I'm guessing this means that I'm not passing the variables into sunriset
correctly.
This method does work, if I do it without dplyr
pts$sunrise<-sunriset(as.matrix(select(pts,lon,lat)),
pts$timestamp, POSIXct.out=T,
direction='sunrise')$time
However, I have lots of rows (around 65 million) and the above method is really slow even with a small fraction of that. I'm hoping that dplyr will be faster. If anybody has other suggestions on what method might be fastest, I'd love to hear them.
sunr <- function(lon, lat, ts, dir='sunrise') {
# can also do matrix(c(pts$lon, pts$lat), ncol=2, byrow=TRUE) vs
# as.matrix(data.frame…
sunriset(as.matrix(data.frame(lon, lat)), ts, POSIXct.out=TRUE, direction=dir)$time
}
pts %>% mutate(sunrise = sunr(lon, lat, timestamp))
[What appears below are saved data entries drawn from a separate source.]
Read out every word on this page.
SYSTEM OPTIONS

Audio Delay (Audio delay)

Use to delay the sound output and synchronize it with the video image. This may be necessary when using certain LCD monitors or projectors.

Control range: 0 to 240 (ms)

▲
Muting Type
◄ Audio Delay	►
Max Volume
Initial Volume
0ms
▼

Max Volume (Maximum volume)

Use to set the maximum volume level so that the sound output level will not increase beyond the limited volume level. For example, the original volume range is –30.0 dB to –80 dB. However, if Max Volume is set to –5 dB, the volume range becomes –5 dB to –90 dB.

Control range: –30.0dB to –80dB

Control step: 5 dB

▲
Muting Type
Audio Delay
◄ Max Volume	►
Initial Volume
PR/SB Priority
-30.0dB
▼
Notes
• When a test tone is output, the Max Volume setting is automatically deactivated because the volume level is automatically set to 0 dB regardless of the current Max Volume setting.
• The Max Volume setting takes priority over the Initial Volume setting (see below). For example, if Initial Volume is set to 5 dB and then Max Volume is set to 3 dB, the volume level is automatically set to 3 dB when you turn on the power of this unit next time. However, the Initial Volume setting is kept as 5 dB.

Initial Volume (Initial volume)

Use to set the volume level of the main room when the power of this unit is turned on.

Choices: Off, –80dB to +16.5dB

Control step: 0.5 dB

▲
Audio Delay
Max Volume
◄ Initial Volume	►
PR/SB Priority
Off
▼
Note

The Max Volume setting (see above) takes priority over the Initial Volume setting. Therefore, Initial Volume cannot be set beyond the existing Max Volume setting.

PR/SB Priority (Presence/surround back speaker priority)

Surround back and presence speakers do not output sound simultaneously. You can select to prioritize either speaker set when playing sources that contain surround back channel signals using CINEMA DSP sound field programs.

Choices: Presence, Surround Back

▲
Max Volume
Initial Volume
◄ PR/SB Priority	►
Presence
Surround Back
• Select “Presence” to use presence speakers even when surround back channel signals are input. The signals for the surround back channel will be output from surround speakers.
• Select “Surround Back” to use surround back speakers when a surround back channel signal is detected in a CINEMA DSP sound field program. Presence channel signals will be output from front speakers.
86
is one way to handle it (and has the side-effect of cleaner mutate
pipelines) but I'm not sure why you think it will be faster. Either way, the bottleneck is (most likely) the creation of the matrix for the call to sunriset
which is going to happen either way.
The maptools
source is pretty easy to go through and has a non-exported function maptools:::.sunrisetUTC()
that does:
".sunrisetUTC" <- function(jd, lon, lat, direction=c("sunrise", "sunset")) {
## Value: Numeric, UTC time of sunrise or sunset, in minutes from zero
## Z.
## --------------------------------------------------------------------
## Arguments: jd=julian day (real);
## lon=lat=longitude and latitude, respectively, of the observer in
## degrees;
## sunrise=logical indicating whether sunrise or sunset UTC should be
## returned.
You could try doing passing in the julian day, lon, lat & direction to it vs the exported functions to avoid the data copying. However, if performance is critical, I'd use Rcpp
to write an inline, vectorized C/C++ function based on this.